I didn’t reply, and he said no more, but when I glanced up from the road there was a wetness in his eyes, and he turned his face away so I might not see any more.
Then he said, “Where are we now?” and his skin was yellow-grey, and his breathing was heavy, and his eyes were low.
And I said, “We’re about to stop,” and realised that this was now the case.
A hotel of little windows and iron walls, framing a car park.
I sat in the driver’s seat for a few minutes and practised copying Irena’s signature off the back of her debit card. It was no substitute for a pin code, but you make do.
The hotel was as close to a motel as the French could manage, though they would never admit to having sunk as low as the Americans in their hospitality. I asked for, and received, the cheapest room they had, and managed to pay for it in cash.
“Checkout is 10 a.m. tomorrow morning,” explained the dull-eyed receptionist as he handed over a small key on a huge tag. “Breakfast is extra.”
“That’s OK. We’ll be long gone.”
The room was up a path of singing flagstones. A single cedar tree leaned over a curious ginger cat, which paused, one paw raised to its mouth like a child caught eating a sweet, to regard us as we staggered by, too much – far too much – of Coyle’s weight draped across my back. Irena Skarbek had many pros, but upper-body strength was not one.

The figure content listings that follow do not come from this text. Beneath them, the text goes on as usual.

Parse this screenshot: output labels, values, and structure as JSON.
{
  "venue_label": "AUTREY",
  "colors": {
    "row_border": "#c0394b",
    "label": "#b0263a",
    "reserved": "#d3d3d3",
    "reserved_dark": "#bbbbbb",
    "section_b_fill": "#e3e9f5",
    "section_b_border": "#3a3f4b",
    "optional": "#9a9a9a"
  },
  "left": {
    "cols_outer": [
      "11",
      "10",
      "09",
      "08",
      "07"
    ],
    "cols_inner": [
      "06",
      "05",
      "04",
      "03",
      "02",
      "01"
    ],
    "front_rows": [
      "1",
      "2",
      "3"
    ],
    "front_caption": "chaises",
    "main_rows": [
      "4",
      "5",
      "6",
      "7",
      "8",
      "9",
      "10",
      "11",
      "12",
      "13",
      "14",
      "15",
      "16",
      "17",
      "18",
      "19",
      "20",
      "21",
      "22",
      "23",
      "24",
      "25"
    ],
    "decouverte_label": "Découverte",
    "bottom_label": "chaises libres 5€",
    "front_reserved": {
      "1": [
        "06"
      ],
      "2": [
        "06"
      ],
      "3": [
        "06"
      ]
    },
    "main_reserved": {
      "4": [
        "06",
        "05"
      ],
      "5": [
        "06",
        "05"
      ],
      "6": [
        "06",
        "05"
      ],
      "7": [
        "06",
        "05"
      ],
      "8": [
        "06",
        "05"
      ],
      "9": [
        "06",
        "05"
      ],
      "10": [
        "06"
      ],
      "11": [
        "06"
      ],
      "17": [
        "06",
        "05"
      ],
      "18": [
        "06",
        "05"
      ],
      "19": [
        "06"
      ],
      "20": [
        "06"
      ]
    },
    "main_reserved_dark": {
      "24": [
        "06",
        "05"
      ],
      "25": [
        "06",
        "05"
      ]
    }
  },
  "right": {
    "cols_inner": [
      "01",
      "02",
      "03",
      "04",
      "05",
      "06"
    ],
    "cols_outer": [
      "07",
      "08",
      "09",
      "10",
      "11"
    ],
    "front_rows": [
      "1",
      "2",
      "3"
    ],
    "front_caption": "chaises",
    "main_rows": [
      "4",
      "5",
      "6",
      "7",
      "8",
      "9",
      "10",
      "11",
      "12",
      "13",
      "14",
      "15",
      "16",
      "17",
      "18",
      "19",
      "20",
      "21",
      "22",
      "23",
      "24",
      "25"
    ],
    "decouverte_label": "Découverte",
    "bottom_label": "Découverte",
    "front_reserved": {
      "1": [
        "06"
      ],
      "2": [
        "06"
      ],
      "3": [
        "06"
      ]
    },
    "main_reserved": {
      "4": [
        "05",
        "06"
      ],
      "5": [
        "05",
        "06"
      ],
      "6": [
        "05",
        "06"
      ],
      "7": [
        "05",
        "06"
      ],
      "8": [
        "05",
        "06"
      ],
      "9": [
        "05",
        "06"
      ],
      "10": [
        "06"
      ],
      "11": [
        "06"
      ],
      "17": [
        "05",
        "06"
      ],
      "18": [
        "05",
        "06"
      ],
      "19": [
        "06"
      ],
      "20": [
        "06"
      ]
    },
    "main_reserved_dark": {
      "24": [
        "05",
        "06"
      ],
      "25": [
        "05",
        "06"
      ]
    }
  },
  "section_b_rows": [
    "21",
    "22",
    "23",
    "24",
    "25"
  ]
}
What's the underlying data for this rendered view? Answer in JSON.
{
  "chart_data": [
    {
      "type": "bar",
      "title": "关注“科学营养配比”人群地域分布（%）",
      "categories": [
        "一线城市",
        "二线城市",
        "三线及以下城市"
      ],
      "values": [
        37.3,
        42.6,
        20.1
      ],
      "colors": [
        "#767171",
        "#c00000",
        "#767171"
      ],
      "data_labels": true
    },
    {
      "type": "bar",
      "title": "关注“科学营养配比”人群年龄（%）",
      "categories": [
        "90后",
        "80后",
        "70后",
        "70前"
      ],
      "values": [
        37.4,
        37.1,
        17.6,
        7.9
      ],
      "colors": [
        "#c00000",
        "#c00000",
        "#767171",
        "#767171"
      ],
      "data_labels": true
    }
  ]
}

Coyle got blood on the sheets the moment he sank on to the bed. I piled blankets on top of him, fetched water to drink, and water in a jug to clean away the blood from his neck, his face, his hands. I fetched the remainder of my medical supplies from the car, and as I crossed the courtyard, a voice called out, hey you! Are you the cleaning lady? I’ve got a bone to pick with you.

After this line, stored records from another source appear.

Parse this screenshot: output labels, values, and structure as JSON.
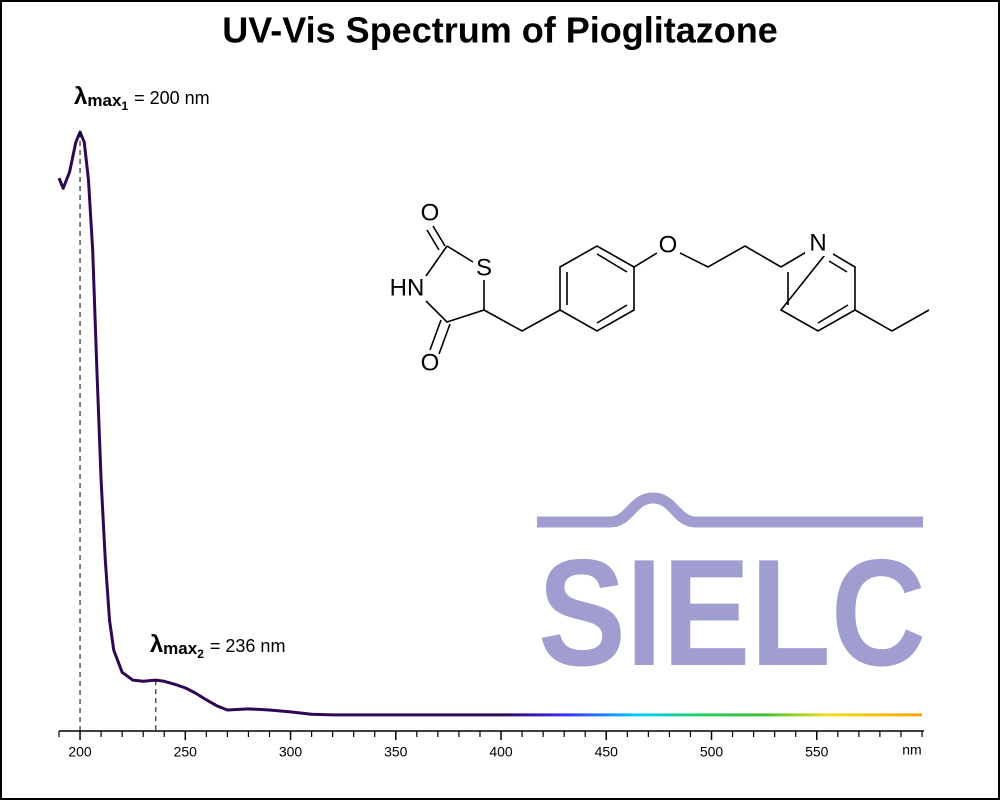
{
  "chart_data": {
    "type": "line",
    "title": "UV-Vis Spectrum of Pioglitazone",
    "x": [
      190,
      192,
      195,
      198,
      200,
      202,
      204,
      206,
      208,
      210,
      212,
      214,
      216,
      220,
      225,
      230,
      236,
      240,
      245,
      250,
      255,
      260,
      265,
      270,
      280,
      290,
      300,
      310,
      320,
      350,
      400,
      450,
      500,
      550,
      600
    ],
    "values": [
      0.923,
      0.906,
      0.933,
      0.983,
      1.0,
      0.983,
      0.92,
      0.803,
      0.603,
      0.419,
      0.285,
      0.185,
      0.135,
      0.098,
      0.085,
      0.083,
      0.085,
      0.083,
      0.078,
      0.072,
      0.063,
      0.052,
      0.042,
      0.035,
      0.037,
      0.035,
      0.032,
      0.028,
      0.027,
      0.027,
      0.027,
      0.027,
      0.027,
      0.027,
      0.027
    ],
    "color": "#2e0854",
    "gradient": [
      {
        "x": 400,
        "color": "#2e0854"
      },
      {
        "x": 430,
        "color": "#3a2aff"
      },
      {
        "x": 465,
        "color": "#00d0ff"
      },
      {
        "x": 495,
        "color": "#20d060"
      },
      {
        "x": 525,
        "color": "#40c030"
      },
      {
        "x": 555,
        "color": "#f0e020"
      },
      {
        "x": 600,
        "color": "#ffa000"
      }
    ],
    "xlim": [
      190,
      600
    ],
    "ylim": [
      0,
      1
    ],
    "xticks": [
      200,
      250,
      300,
      350,
      400,
      450,
      500,
      550
    ],
    "xminorticks": [
      190,
      210,
      220,
      230,
      240,
      260,
      270,
      280,
      290,
      310,
      320,
      330,
      340,
      360,
      370,
      380,
      390,
      410,
      420,
      430,
      440,
      460,
      470,
      480,
      490,
      510,
      520,
      530,
      540,
      560,
      570,
      580,
      590,
      600
    ],
    "x_label": "nm",
    "annotations": [
      {
        "x": 200,
        "y": 1.0,
        "symbol": "λ",
        "subscript": "max",
        "index": "1",
        "text": "= 200 nm"
      },
      {
        "x": 236,
        "y": 0.085,
        "symbol": "λ",
        "subscript": "max",
        "index": "2",
        "text": "= 236 nm"
      }
    ]
  },
  "structure": {
    "atoms": [
      "O",
      "S",
      "HN",
      "O",
      "O",
      "N"
    ]
  },
  "logo": "SIELC"
}
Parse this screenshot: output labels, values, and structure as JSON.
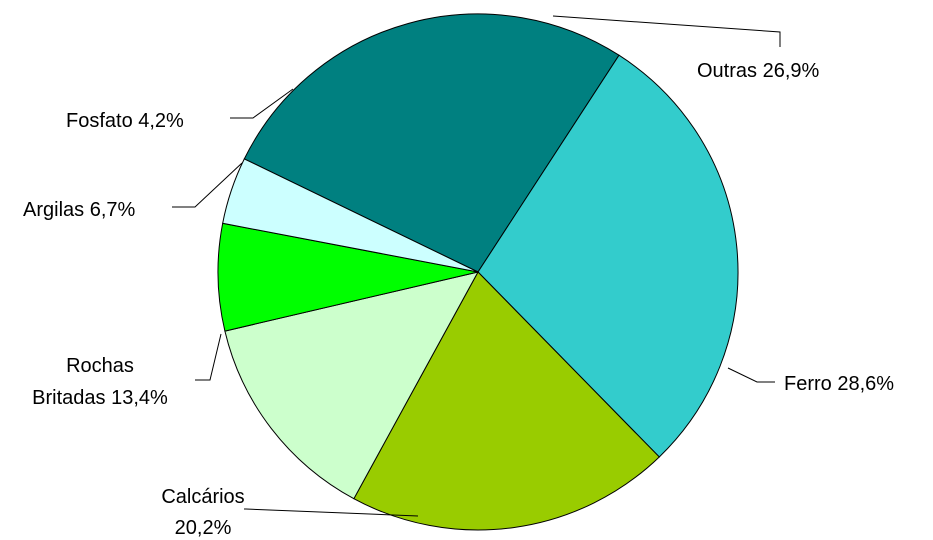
{
  "chart_data": {
    "type": "pie",
    "slices": [
      {
        "label": "Outras 26,9%",
        "value": 26.9,
        "color": "#008080"
      },
      {
        "label": "Ferro 28,6%",
        "value": 28.6,
        "color": "#33cccc"
      },
      {
        "label": "Calcários 20,2%",
        "value": 20.2,
        "color": "#99cc00"
      },
      {
        "label": "Rochas Britadas 13,4%",
        "value": 13.4,
        "color": "#ccffcc"
      },
      {
        "label": "Argilas 6,7%",
        "value": 6.7,
        "color": "#00ff00"
      },
      {
        "label": "Fosfato 4,2%",
        "value": 4.2,
        "color": "#ccffff"
      }
    ],
    "legend": "none",
    "labels": "outside-with-leader-lines"
  }
}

No, I snapped in reply. Try someone else.
“Irena?” Coyle shivered beneath the sheets.
“Yes?”
“Where’s Max?”
“Who’s Max?”
“You were him until you were Irena. What did you do with him?”
“Left him sedated in the service station lavatory. I may have punched him too – only a little.”
“He’s a good man.”
“Yeah,” I sighed. “He was probably following orders too. Sorry about this.” I slipped the needle under his skin, and though his lips curled and his eyes narrowed, he stayed still as the contents of the hypodermic entered his bloodstream. “Fingers,” I said, and he obediently pressed three fingers over the cotton wool I laid over the vein. “Pressure for two minutes.”
“What was it?”
“Sedative. You’re going to have to sleep at some point.”
“Why?”
“Because it’s sleep or dead.”
“I don’t… understand why you need me,” and already his voice was thickening. “You said you had what you needed to take down Aquarius. Why… do you need me?”

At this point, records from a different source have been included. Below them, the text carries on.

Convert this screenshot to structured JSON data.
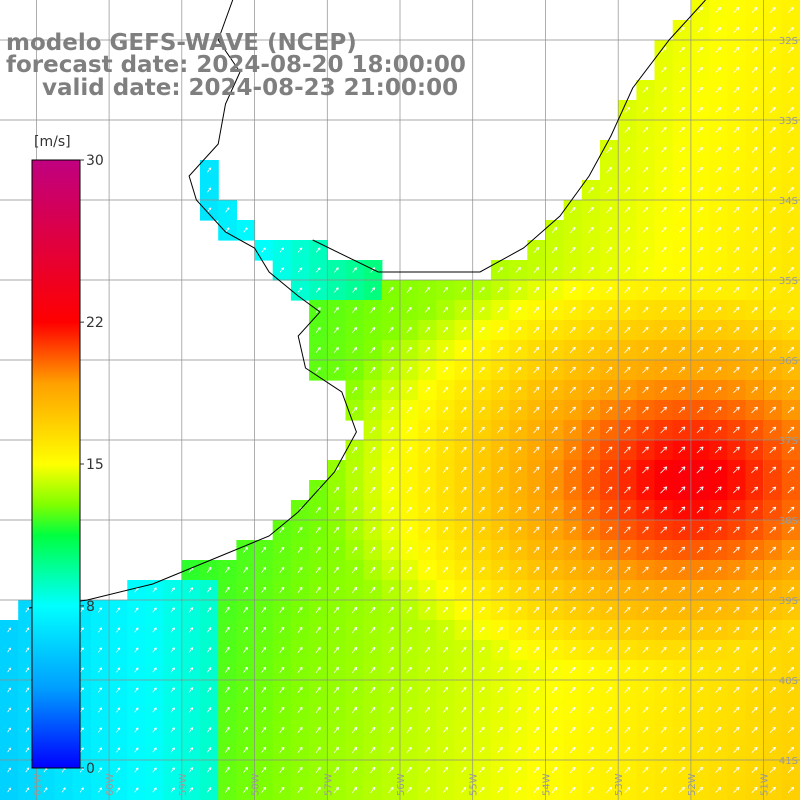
{
  "title": {
    "model": "modelo GEFS-WAVE (NCEP)",
    "forecast": "forecast date: 2024-08-20 18:00:00",
    "valid": "valid date: 2024-08-23 21:00:00"
  },
  "colorbar": {
    "unit": "[m/s]",
    "min": 0,
    "max": 30,
    "tick_labels": [
      "30",
      "22",
      "15",
      "8",
      "0"
    ],
    "tick_values": [
      30,
      22,
      15,
      8,
      0
    ],
    "colors": [
      "#0000ff",
      "#00a0ff",
      "#00ffff",
      "#00ff40",
      "#80ff00",
      "#ffff00",
      "#ffa000",
      "#ff0000",
      "#c00080"
    ]
  },
  "map": {
    "lon_range": [
      -61.5,
      -50.5
    ],
    "lat_range": [
      -41.5,
      -31.5
    ],
    "lon_ticks": [
      -61,
      -60,
      -59,
      -58,
      -57,
      -56,
      -55,
      -54,
      -53,
      -52,
      -51
    ],
    "lon_labels": [
      "61W",
      "60W",
      "59W",
      "58W",
      "57W",
      "56W",
      "55W",
      "54W",
      "53W",
      "52W",
      "51W"
    ],
    "lat_ticks": [
      -32,
      -33,
      -34,
      -35,
      -36,
      -37,
      -38,
      -39,
      -40,
      -41
    ],
    "lat_labels": [
      "32S",
      "33S",
      "34S",
      "35S",
      "36S",
      "37S",
      "38S",
      "39S",
      "40S",
      "41S"
    ],
    "land_color": "#ffffff",
    "coast_color": "#000000",
    "arrow_color": "#ffffff",
    "wind_direction": "towards north-east",
    "max_wind_region": "near 37.5S 52W",
    "max_wind_speed_ms": 23
  }
}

I shrugged, swinging my legs up to balance precariously on the corner of bed he wasn’t already inhabiting, leaning back against the wall. “You shot my last ally. And it’s always useful to have an obliging body.”
“Is that what I am?” His eyes were drifting shut, his lips barely shaping the sounds.
“No. You’re… something else.”
He perhaps wanted to speak, but no words came.
I doubt I’d care for anything he had to say.